AMONG THE MANY THINGS of which gay men have been accused is one, at least, that is true: that we often move into and invade somewhat impoverished neighborhoods of major cities, and lend our “queer eye” sensibility to improving them, while increasing the property values and drawing in a new population of upscale residents, who in turn displace us, the early pioneers. A case in point is one of the most prominent neighborhoods in the world today: the Upper West Side of Manhattan, New York City, today a bastion of affluence and Democratic liberalism. The influx of gay men into the area in the mid-1960’s created one of the largest such communities in the world at this time. I inadvertently became part of this transformation by moving into my West Seventies apartment in 1966.

Fresh out of art school with an interior design diploma under my arm, I migrated west from my East Side men’s residence when it was sold after my first year in the City. We all had to find housing wherever we could afford it. For me, that was the “wild wild West,” as it was then jokingly called. “You’re taking your life into your own hands by going over there,” my friends admonished. But I paid them no mind: I was young and fearless, naïve, somewhat neurotic, and by no means secure with my sexual identity. I found the mandatory heterosexual roommate to support my still-closeted existence, moved into a large studio, and continued my self-imposed denial about who I was until my roommate left after seven months and I was completely on my own.
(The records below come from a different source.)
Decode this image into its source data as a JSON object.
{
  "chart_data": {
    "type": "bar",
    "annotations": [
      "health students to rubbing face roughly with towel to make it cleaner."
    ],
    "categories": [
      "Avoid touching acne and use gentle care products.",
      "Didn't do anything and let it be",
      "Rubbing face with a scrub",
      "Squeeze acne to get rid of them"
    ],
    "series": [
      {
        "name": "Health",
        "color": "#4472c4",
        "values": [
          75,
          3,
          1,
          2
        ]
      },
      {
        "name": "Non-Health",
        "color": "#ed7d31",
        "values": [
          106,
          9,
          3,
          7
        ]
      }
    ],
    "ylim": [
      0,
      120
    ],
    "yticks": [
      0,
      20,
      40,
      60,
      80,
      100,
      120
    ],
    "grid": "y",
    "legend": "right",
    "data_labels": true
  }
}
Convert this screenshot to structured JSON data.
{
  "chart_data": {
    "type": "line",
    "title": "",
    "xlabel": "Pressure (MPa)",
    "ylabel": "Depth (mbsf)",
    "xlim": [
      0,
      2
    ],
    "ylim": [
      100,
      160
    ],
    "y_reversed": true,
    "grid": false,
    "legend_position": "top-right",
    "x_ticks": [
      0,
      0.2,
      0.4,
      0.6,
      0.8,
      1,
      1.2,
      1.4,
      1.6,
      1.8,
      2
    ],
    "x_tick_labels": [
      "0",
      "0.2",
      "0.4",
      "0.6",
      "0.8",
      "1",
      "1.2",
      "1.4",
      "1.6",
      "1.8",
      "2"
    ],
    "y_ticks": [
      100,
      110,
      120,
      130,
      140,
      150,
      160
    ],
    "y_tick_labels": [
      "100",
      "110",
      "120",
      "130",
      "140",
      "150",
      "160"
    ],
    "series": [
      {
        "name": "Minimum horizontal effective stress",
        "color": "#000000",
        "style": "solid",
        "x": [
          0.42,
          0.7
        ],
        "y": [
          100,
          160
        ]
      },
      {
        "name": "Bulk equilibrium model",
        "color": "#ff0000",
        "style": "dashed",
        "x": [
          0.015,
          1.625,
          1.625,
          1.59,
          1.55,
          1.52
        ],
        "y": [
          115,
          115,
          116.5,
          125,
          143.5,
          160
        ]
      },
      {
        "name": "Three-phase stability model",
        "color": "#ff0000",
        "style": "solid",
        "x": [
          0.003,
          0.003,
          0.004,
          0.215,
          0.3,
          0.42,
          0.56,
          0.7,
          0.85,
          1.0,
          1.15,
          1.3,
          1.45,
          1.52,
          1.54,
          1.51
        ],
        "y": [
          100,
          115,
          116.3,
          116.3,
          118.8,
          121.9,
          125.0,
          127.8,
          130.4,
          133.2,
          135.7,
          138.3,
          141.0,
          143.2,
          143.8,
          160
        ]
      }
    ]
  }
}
Soon after that, I began to wonder why so many young, handsome men were walking nightly against the stone wall on the park side of Central Park West between West 72nd and West 77th Streets, just a half-block from my apartment. The under-cover-of-darkness ritual baffled me, especially insofar there was nary a woman to be seen among the hundreds of men walking to and fro along—and into—the park from about eight or nine in the evening until way past midnight. It wasn’t long, of course, before I figured out what was going on, and I wanted to become part of it. I was 23; my sexual experiences to that point had been somewhat limited, and I wanted to learn more.

At first I ventured out onto the strip slowly, but before long I was following men into the Park at the West 72nd and 77th Street entrances—and even further into the section called the Ramble, a 36-acre, thickly-wooded area just north of the Lake, that had become as legendary for gay cruising as it had for bird-watching. Some came from afar, but most came from the Upper West Side—hundreds of gay men who could be found there on a hot and sultry summer’s night, silently and seductively moving in the shadows of bushes and trees, having their way with others in pairs and in groups. I was thrilled by my discovery; nonetheless, it was quite a while before I even thought of bringing someone home with me.

Clad in what would become the “gay uniform” of the 70’s, the men I encountered would be wearing a pair of Levi 501 button-fly jeans, plus a workmen’s handkerchief whose color and positioning in the left or right back pocket was meant to communicate a sexual specialty.